Here are some ways to help protect your teeth from enamel erosion:
- Adjust your diet – Reducing acidic foods from your diet can help. You can also take some simple steps to limit the impact of certain foods and drinks on enamel. This might include drinking acidic drinks through a straw, rinsing the mouth out after eating/drinking acidic items, or following a meal with milk or cheese to help combat acids in the mouth.
- Keep hydrated – having a dry mouth can cause bacteria to remain after eating. Drinking plenty of water consistently throughout the day can help alleviate issues with a dry mouth and help wash away acid-producing bacteria on the teeth.
- Chew sugar-free gum – this can be a great way to boost saliva in the mouth, although it’s essential to choose a sugar-free gum to limit any potential erosion from sugar.
- Use enamel-protecting toothpaste and mouthwashes – fluoride in toothpaste and mouthwash can help strengthen and protect the teeth. LISTERINE® Advanced Nightly Reset mouthwash can help remineralise enamel for 6X stronger teeth than brushing alone*.
- Use a soft toothbrush – while some people might think hard toothbrush bristles offer a more effective clean, the truth is they can actually wear down the tooth. A soft-bristled brush can help reduce the impact of brushing too hard on your teeth’s enamel.
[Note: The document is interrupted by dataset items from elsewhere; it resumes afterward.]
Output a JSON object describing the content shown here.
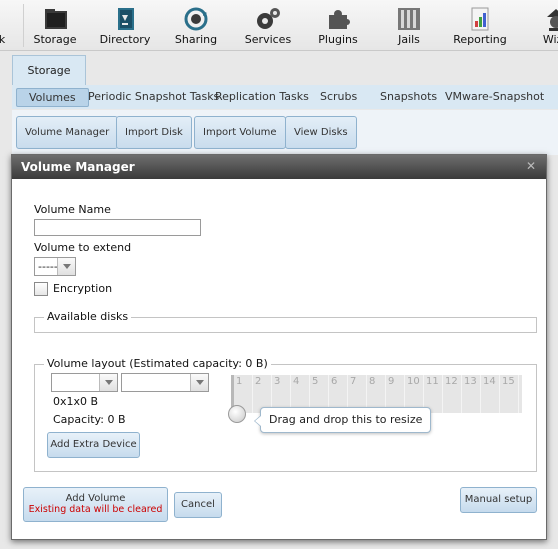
{
  "toolbar": {
    "items": [
      {
        "label": "k",
        "icon": "account-icon"
      },
      {
        "label": "Storage",
        "icon": "storage-icon"
      },
      {
        "label": "Directory",
        "icon": "directory-icon"
      },
      {
        "label": "Sharing",
        "icon": "sharing-icon"
      },
      {
        "label": "Services",
        "icon": "services-icon"
      },
      {
        "label": "Plugins",
        "icon": "plugins-icon"
      },
      {
        "label": "Jails",
        "icon": "jails-icon"
      },
      {
        "label": "Reporting",
        "icon": "reporting-icon"
      },
      {
        "label": "Wiza",
        "icon": "wizard-icon"
      }
    ]
  },
  "page": {
    "main_tab": "Storage",
    "subtabs": [
      "Volumes",
      "Periodic Snapshot Tasks",
      "Replication Tasks",
      "Scrubs",
      "Snapshots",
      "VMware-Snapshot"
    ],
    "actions": [
      "Volume Manager",
      "Import Disk",
      "Import Volume",
      "View Disks"
    ]
  },
  "modal": {
    "title": "Volume Manager",
    "volume_name_label": "Volume Name",
    "volume_name_value": "",
    "volume_to_extend_label": "Volume to extend",
    "volume_to_extend_value": "-----",
    "encryption_label": "Encryption",
    "encryption_checked": false,
    "available_disks_label": "Available disks",
    "layout_label": "Volume layout (Estimated capacity: 0 B)",
    "layout_dims": "0x1x0 B",
    "capacity_text": "Capacity: 0 B",
    "grid_columns": [
      "1",
      "2",
      "3",
      "4",
      "5",
      "6",
      "7",
      "8",
      "9",
      "10",
      "11",
      "12",
      "13",
      "14",
      "15"
    ],
    "tooltip": "Drag and drop this to resize",
    "add_extra_device": "Add Extra Device",
    "add_volume": "Add Volume",
    "add_volume_warning": "Existing data will be cleared",
    "cancel": "Cancel",
    "manual_setup": "Manual setup"
  },
  "colors": {
    "titlebar": "#3a3a3a",
    "button_border": "#8fb2ce",
    "warning": "#cc0000",
    "tab_bg": "#d9e8f3"
  }
}
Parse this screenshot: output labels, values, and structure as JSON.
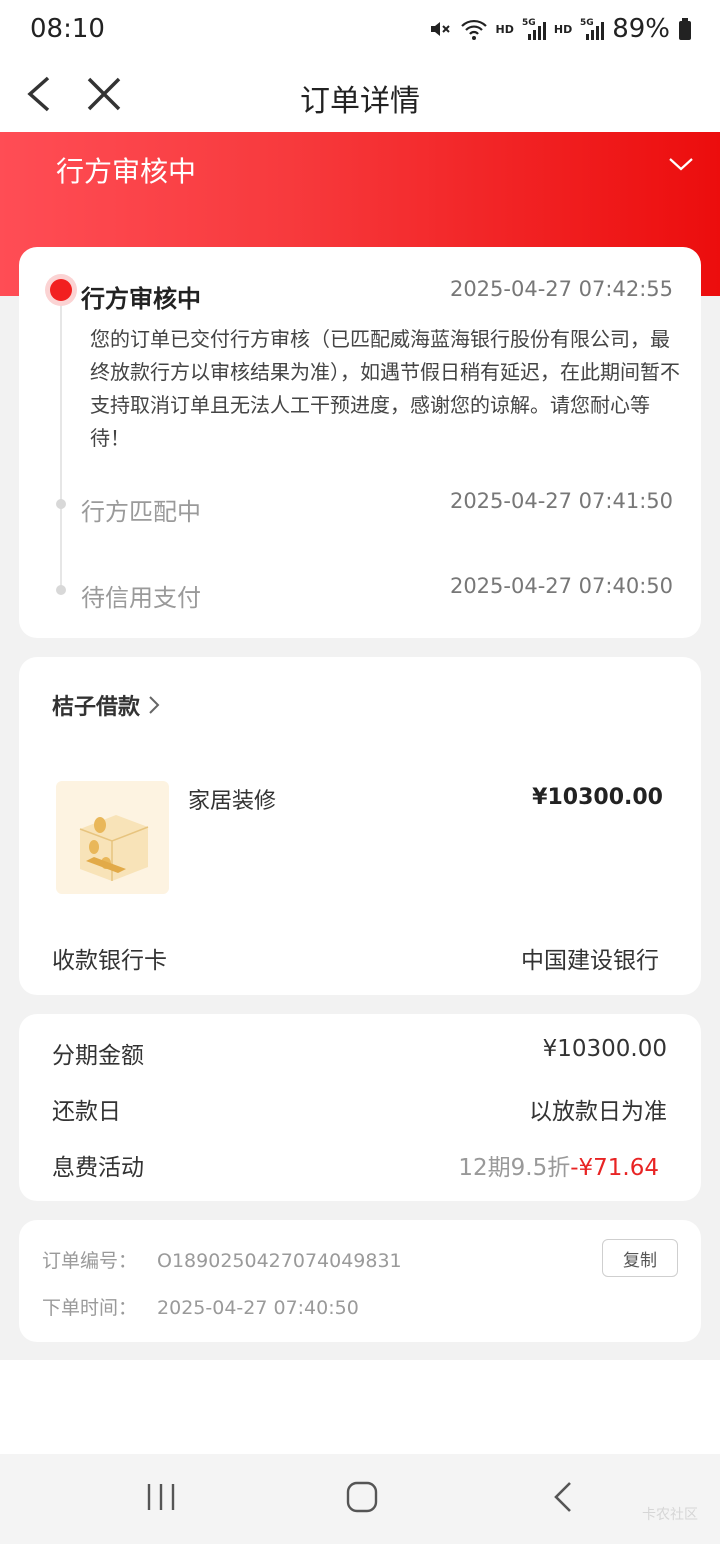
{
  "status_bar": {
    "time": "08:10",
    "battery": "89%",
    "hd_label": "HD",
    "network": "5G"
  },
  "nav": {
    "title": "订单详情"
  },
  "banner": {
    "status": "行方审核中"
  },
  "timeline": [
    {
      "title": "行方审核中",
      "time": "2025-04-27 07:42:55",
      "desc": "您的订单已交付行方审核（已匹配威海蓝海银行股份有限公司，最终放款行方以审核结果为准），如遇节假日稍有延迟，在此期间暂不支持取消订单且无法人工干预进度，感谢您的谅解。请您耐心等待！"
    },
    {
      "title": "行方匹配中",
      "time": "2025-04-27 07:41:50"
    },
    {
      "title": "待信用支付",
      "time": "2025-04-27 07:40:50"
    }
  ],
  "product": {
    "merchant": "桔子借款",
    "name": "家居装修",
    "price": "¥10300.00",
    "bank_label": "收款银行卡",
    "bank_value": "中国建设银行"
  },
  "installment": {
    "amount_label": "分期金额",
    "amount_value": "¥10300.00",
    "repay_label": "还款日",
    "repay_value": "以放款日为准",
    "promo_label": "息费活动",
    "promo_text": "12期9.5折",
    "promo_discount": "-¥71.64"
  },
  "order": {
    "number_label": "订单编号：",
    "number_value": "O1890250427074049831",
    "time_label": "下单时间：",
    "time_value": "2025-04-27 07:40:50",
    "copy_label": "复制"
  },
  "watermark": "卡农社区",
  "colors": {
    "accent": "#ec0d0d",
    "banner_start": "#ff4d55",
    "discount": "#e82424"
  }
}
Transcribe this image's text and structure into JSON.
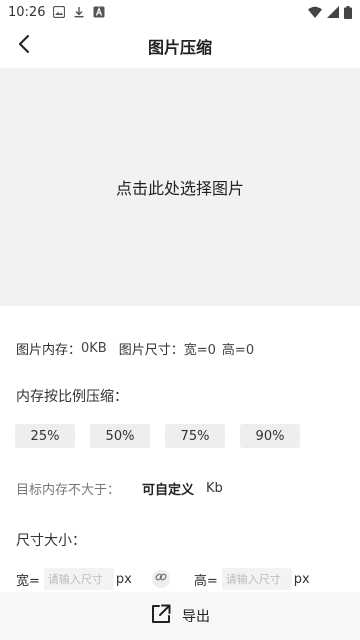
{
  "status_bar": {
    "time": "10:26",
    "icons_left": [
      "image-icon",
      "download-icon",
      "a-icon"
    ],
    "icons_right": [
      "wifi-icon",
      "signal-icon",
      "battery-icon"
    ]
  },
  "header": {
    "title": "图片压缩",
    "back_icon": "chevron-left-icon"
  },
  "image_area": {
    "prompt": "点击此处选择图片"
  },
  "info": {
    "memory_label": "图片内存：",
    "memory_value": "0KB",
    "size_label": "图片尺寸：",
    "width_value": "宽=0",
    "height_value": "高=0"
  },
  "ratio": {
    "label": "内存按比例压缩：",
    "options": [
      "25%",
      "50%",
      "75%",
      "90%"
    ]
  },
  "target": {
    "label": "目标内存不大于：",
    "value": "可自定义",
    "unit": "Kb"
  },
  "dimensions": {
    "label": "尺寸大小：",
    "width_label": "宽=",
    "width_placeholder": "请输入尺寸",
    "width_unit": "px",
    "link_icon": "link-icon",
    "height_label": "高=",
    "height_placeholder": "请输入尺寸",
    "height_unit": "px"
  },
  "export": {
    "label": "导出",
    "icon": "export-icon"
  },
  "colors": {
    "image_area_bg": "#f2f2f2",
    "chip_bg": "#eeeeee",
    "bottom_bar_bg": "#f7f7f7"
  }
}
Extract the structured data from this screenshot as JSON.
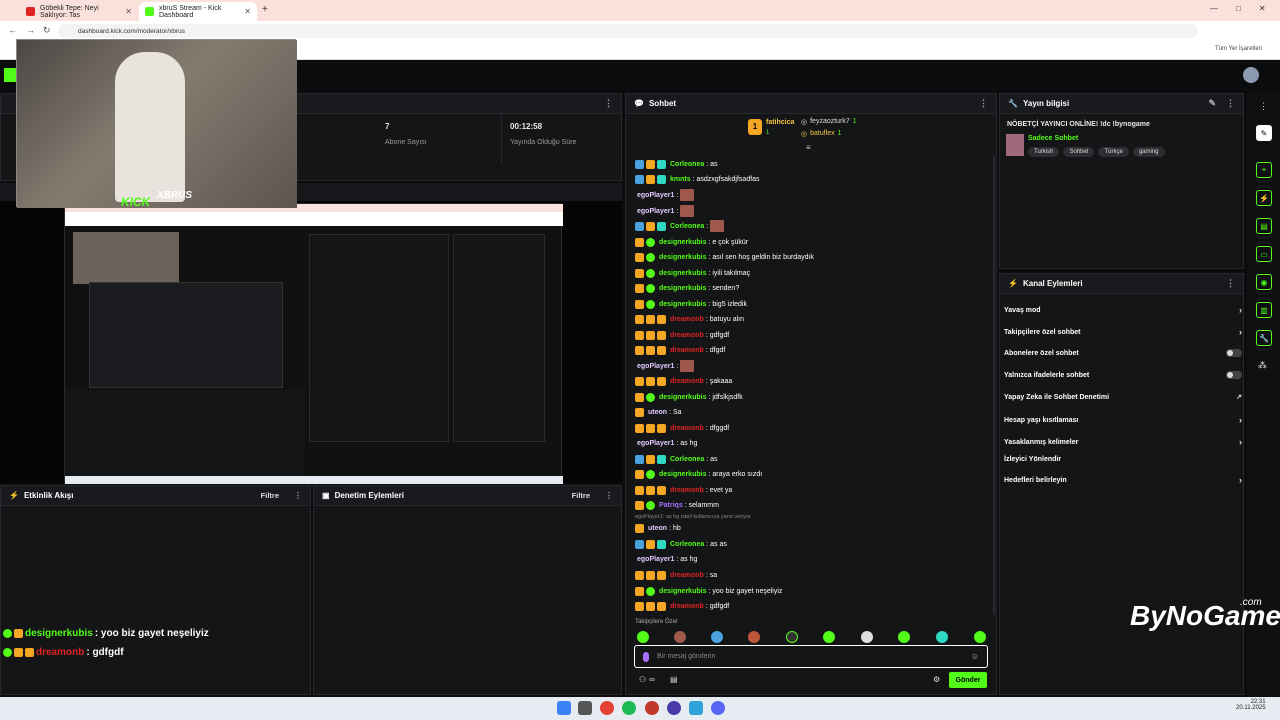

- Avoid brushing straight after eating or drinking anything acidic – acidic food and drink items can soften the teeth. This, paired with an abrasive toothbrush, can, in effect, help to wear the tooth down quicker. Instead, wait 15-20 minutes after a meal to give the saliva time to wash away the acid.
* in a lab study
Tooth enamel repair treatments
As enamel has no living cells, it cannot repair or grow back once it has been eroded. However, there are specific dental treatments that may help, including:
- Tooth bonding – this involves coloured resin being applied to the tooth to help rectify discolouration caused by enamel erosion.
- Veneers and crowns – these may be added to teeth in more severe cases of erosion to protect the teeth from further decay and damage.
If you’re concerned about enamel erosion, consult your dentist.